Albin Kurti, planın boşluklarla dolu olduğunu düşünüyor. Self-determinasyon Hareketinin lideri statü üzerine olan görüşmelere ve Ahtisaari'nin planına karşı çıkıyor. Onun yürüttüğü bir gösteride, iki katılımcının BM polisi tarafından öldürüldüğü Şubat'tan bu yana, Kurti ya hapishanede ya da ev hapsinde kalmakta. (Uluslararası bir araştırma, ölülerin arkasındaki tek sorumlu tarafın polis olduğu sonucuna vardı, buna rağmen onları Romanya'ya gönderdi ve Kurti'yi cezalandırdı). Kurti bağımsız bir Kosova'dan başka bir şey istemiyor. Ancak, o bunun tek taraflı bir deklarasyon izlenecek yol olmadığını söylüyor. Kurti, "1992'de Bosna Hersek bağımsızlık ilan etti ve Amerika tarafından tanındı, fakat tanıma ile birlikte bir silah ambargosuna karar verildi. Biz hepimiz, 1992 ile 1995 yılları arasında ne olduğunu biliyoruz. Bosna gibi, Kosova kendini savunamayacaktır; ordusu hiç yok" ifadesinde bulunuyor.

EN İYİ ÇÖZÜM NE?

Bağımsızlığının ilanına takiben ortaya çıkabilecek potansiyel huzursuzluğa karşı koyacağına dair NATO'nun verdiği teminat teselli edici olmalı. NATO Kosova'yı savunamaz. Şubat 2000'de bir katliamla on Arnavut'u evinde öldüren ve etnik olarak kuzeyi temizleyen Sırp güvenlik güçlerini silahtan hiçbir zaman tecrit etmedi. NATO askerleri güneyde de daha iyisini yapmadı. Mart 2004'te Arnavut halkıyla karşı karşıya kalınca, NATO Sırpların güvenini sağladı, sonra kilise ve evlerin yıkımına izin vererek bir kenara çekildi.

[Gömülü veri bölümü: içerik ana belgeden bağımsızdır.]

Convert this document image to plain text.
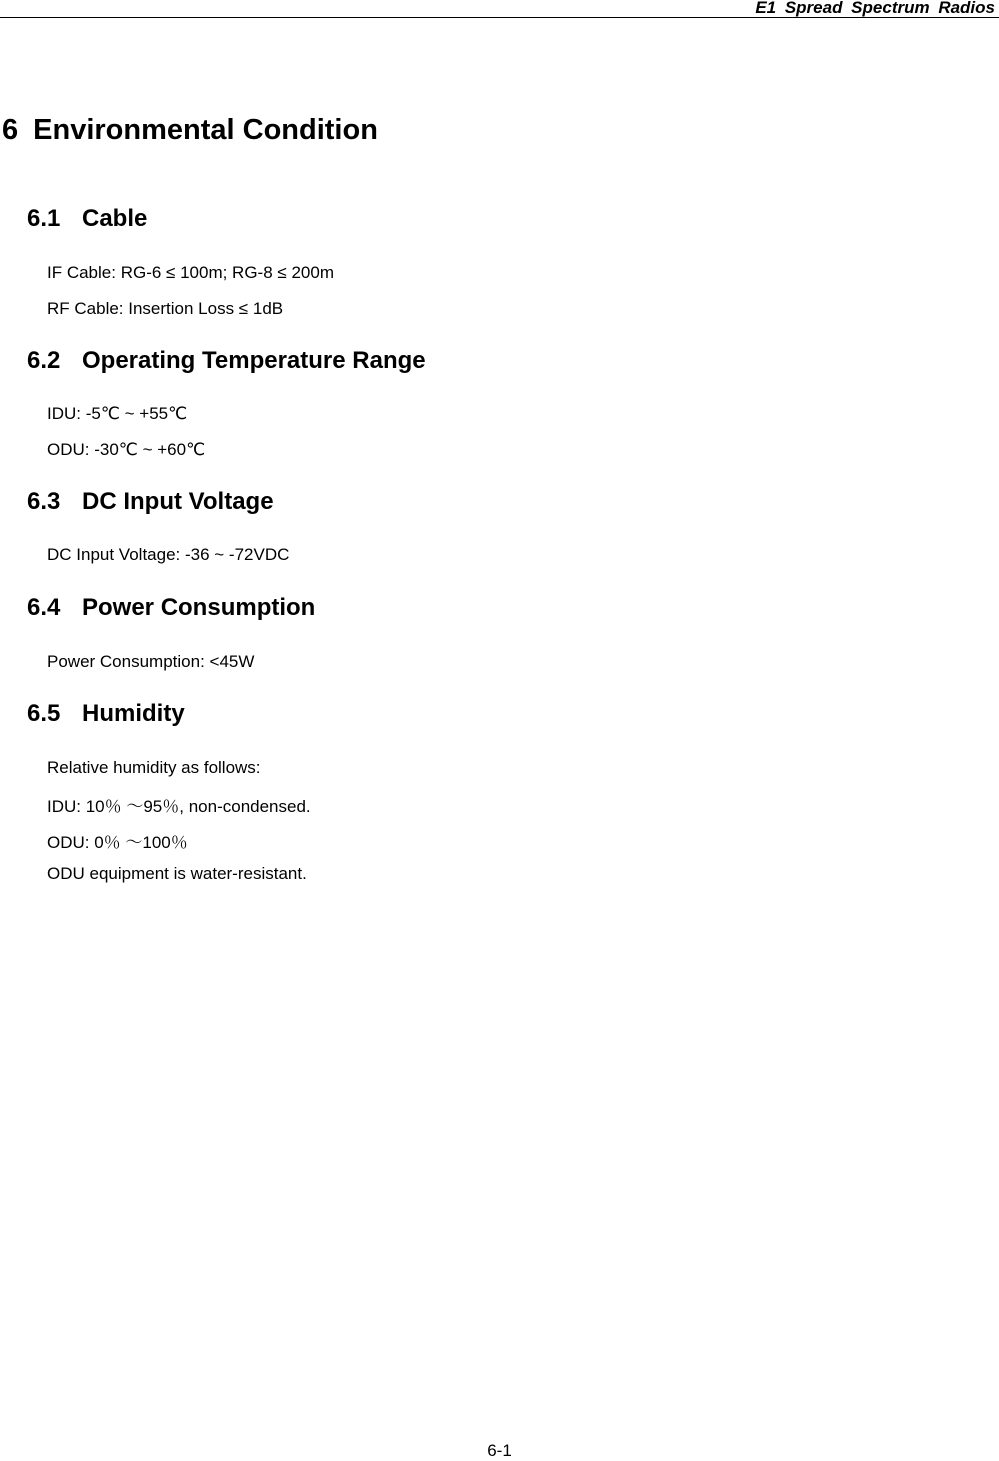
E1 Spread Spectrum Radios
6 Environmental Condition
6.1 Cable
IF Cable: RG-6 ≤ 100m; RG-8 ≤ 200m
RF Cable: Insertion Loss ≤ 1dB
6.2 Operating Temperature Range
IDU: -5℃ ~ +55℃
ODU: -30℃ ~ +60℃
6.3 DC Input Voltage
DC Input Voltage: -36 ~ -72VDC
6.4 Power Consumption
Power Consumption: <45W
6.5 Humidity
Relative humidity as follows:
IDU: 10％ ～95％, non-condensed.
ODU: 0％ ～100％
ODU equipment is water-resistant.
6-1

Tek taraflı bir bağımsızlık deklarasyonu ile, Kosova kuzeyi kaybetme tehdidi ile ciddi bir şekilde karşı karşıya kalacaktır. Anita Inder Singh tarafından önerildiği gibi barışçıl bir bölünme surecini tasavvur etmek çok zor. İlana Bet-El'in önerdiği gibi bu ancak dışarıdan dayatılırsa mümkün olabilir. Bu arada, Ahtisaari planının inceliği, Kosova plan tarafından belirlenen, güneyde Sırp egemenliğinde bulunan yerlere kendi karşı durmak zorunda kalacak- kaçınılmaz bir gerilim kaynağı. Bu yeni senaryoda güvenlik uyarıları gittikçe artacaktır. NATO bunlarla yüzleşmeye gerçekten hazır mı?

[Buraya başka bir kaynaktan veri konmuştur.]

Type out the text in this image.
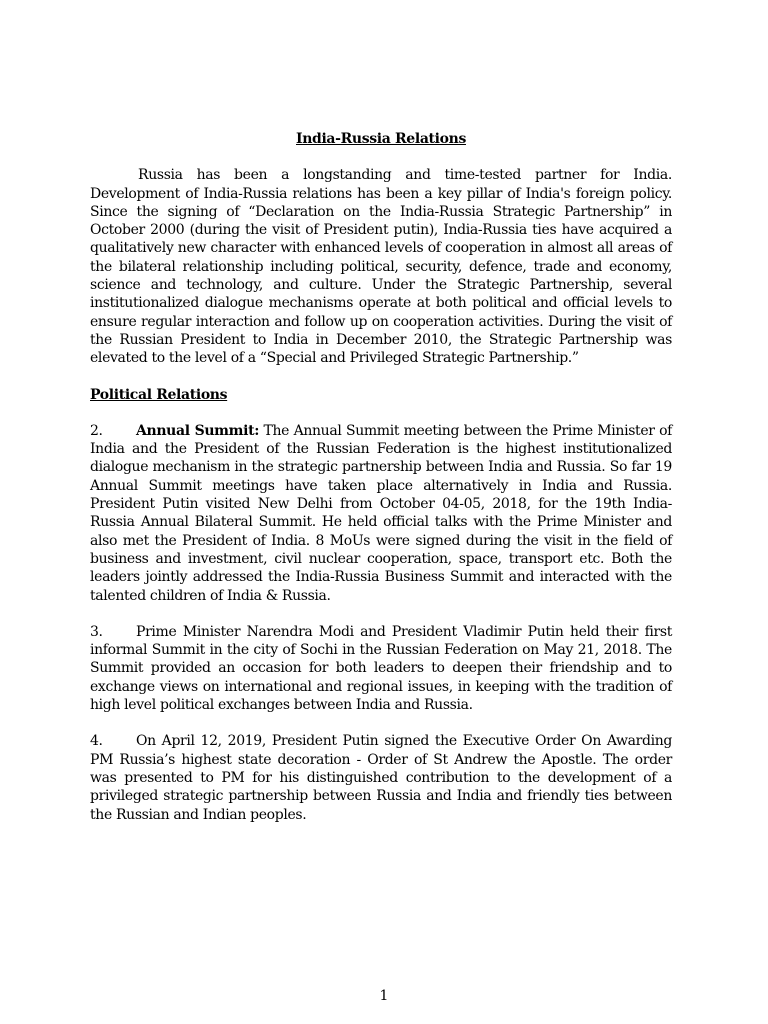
India-Russia Relations

Russia has been a longstanding and time-tested partner for India. Development of India-Russia relations has been a key pillar of India's foreign policy. Since the signing of “Declaration on the India-Russia Strategic Partnership” in October 2000 (during the visit of President putin), India-Russia ties have acquired a qualitatively new character with enhanced levels of cooperation in almost all areas of the bilateral relationship including political, security, defence, trade and economy, science and technology, and culture. Under the Strategic Partnership, several institutionalized dialogue mechanisms operate at both political and official levels to ensure regular interaction and follow up on cooperation activities. During the visit of the Russian President to India in December 2010, the Strategic Partnership was elevated to the level of a “Special and Privileged Strategic Partnership.”

Political Relations

2. Annual Summit: The Annual Summit meeting between the Prime Minister of India and the President of the Russian Federation is the highest institutionalized dialogue mechanism in the strategic partnership between India and Russia. So far 19 Annual Summit meetings have taken place alternatively in India and Russia. President Putin visited New Delhi from October 04-05, 2018, for the 19th India-Russia Annual Bilateral Summit. He held official talks with the Prime Minister and also met the President of India. 8 MoUs were signed during the visit in the field of business and investment, civil nuclear cooperation, space, transport etc. Both the leaders jointly addressed the India-Russia Business Summit and interacted with the talented children of India & Russia.

3. Prime Minister Narendra Modi and President Vladimir Putin held their first informal Summit in the city of Sochi in the Russian Federation on May 21, 2018. The Summit provided an occasion for both leaders to deepen their friendship and to exchange views on international and regional issues, in keeping with the tradition of high level political exchanges between India and Russia.

4. On April 12, 2019, President Putin signed the Executive Order On Awarding PM Russia’s highest state decoration - Order of St Andrew the Apostle. The order was presented to PM for his distinguished contribution to the development of a privileged strategic partnership between Russia and India and friendly ties between the Russian and Indian peoples.

1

NATO tarafından asker yerleştirilen ve Sırp kalabalıklar tarafından 2004 yılında yok edilen kuzey sınır geçitlerinin tekrar aktif hale geçtiğini söylüyorlar. Bununla birlikte, NATO'nun kuzeyde geç konuşlanması Kosova'nın bağımsızlığını tamamen reddeden öfkeli Sırp nüfusunun ilk tehdidiyle bir anda yok olabilir. Barış güçleri, şiddet başladığında barışı koruyamayacaklardır. Ancak yukarıdaki, ihtimallere nazaran daha ılımlı bir senaryo olur.

18 Haziran 1999 Helsinki Anlaşması'yla, NATO Kosova barış gücünde Rusya ordusuna da bir rol verilmişti. Bu, iyi tanımlanmış ve sınırlı bir rol. Ancak bir karışıklık durumunda, Rusya'nın Kosova'dan uzak duracağına dair bir garanti yok.

Kosova'yı başarısızlıkla sonuçlanan bir hamilikten işleyen bir ülkeye dönüştürmek için, AB'nin Ahtisaari planını uygulamak üzere yeni bir adım atmalı ve elini Kosova'nın statüsünden çekmekten daha fazlasını yapması gerekiyor. AB'nin tek bir ağızdan Kosova'nın bağımsızlığını tanıması gerekiyor. Alternatif, her an patlamaya hazır bu yerin güvenliğini, Kosova'nın ne olması konusunda farklı fikirleri olan başkentlerin askerlerine emanet etmektedir. Bu, AB'nin inşa etmeyi iddia ettiği ülkeyi inşa etmenin yolu değildir.